Presentation to the Institute of Medicine of the National Academies By The National Capital Lyme & Tick-Borne Disease Association
April 29, 2010
This afternoon we have heard some very important and impressive presentations. But they were presentations that were sterile scientific discussion. We must not forget that this scientific inquiry is motivated by the human experience of a devastating disease. It must continue to be motivated by that human experience as long as that motivation does not prejudice the scientific method.

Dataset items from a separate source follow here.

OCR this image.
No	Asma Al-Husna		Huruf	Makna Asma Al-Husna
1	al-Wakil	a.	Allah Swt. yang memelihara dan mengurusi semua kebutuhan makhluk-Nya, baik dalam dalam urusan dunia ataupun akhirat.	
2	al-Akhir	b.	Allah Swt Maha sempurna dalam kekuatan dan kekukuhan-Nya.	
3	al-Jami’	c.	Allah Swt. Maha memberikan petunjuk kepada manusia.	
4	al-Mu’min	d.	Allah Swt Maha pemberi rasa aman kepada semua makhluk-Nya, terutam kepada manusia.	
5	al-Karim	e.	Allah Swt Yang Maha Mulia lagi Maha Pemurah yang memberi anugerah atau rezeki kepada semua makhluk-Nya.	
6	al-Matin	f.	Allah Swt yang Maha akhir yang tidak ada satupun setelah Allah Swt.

Lyme disease patients face tremendous suffering and disability. One study found that chronic Lyme patients experience the quality of life of someone with congestive heart failure or osteoarthritis and suffer more impairment than someone living with type II diabetes or a recent heart attack. Despite the assertions of some researchers that we have the answers that we need, there is much to do in the area of Lyme research. There are many theories that have been studied, recommended further research and that deserve support to conclude their potential validity. As the Canadian Broadcasting Corporation (“CBC”) radio program: Ideas: The Bacteria Revolution reported over a decade ago: “Sorting out all the various symptoms caused by tick-borne diseases is no picnic, and both the detection and the treatment of Lyme are surrounded by controversy.”
Lyme disease patients are sick – sick of having their real life experience disclaimed as “anecdotal.” Researchers at Columbia University in New York City published a study in 2008 that added that the fatigue level in chronic Lyme disease patients is equal to that of multiple sclerosis.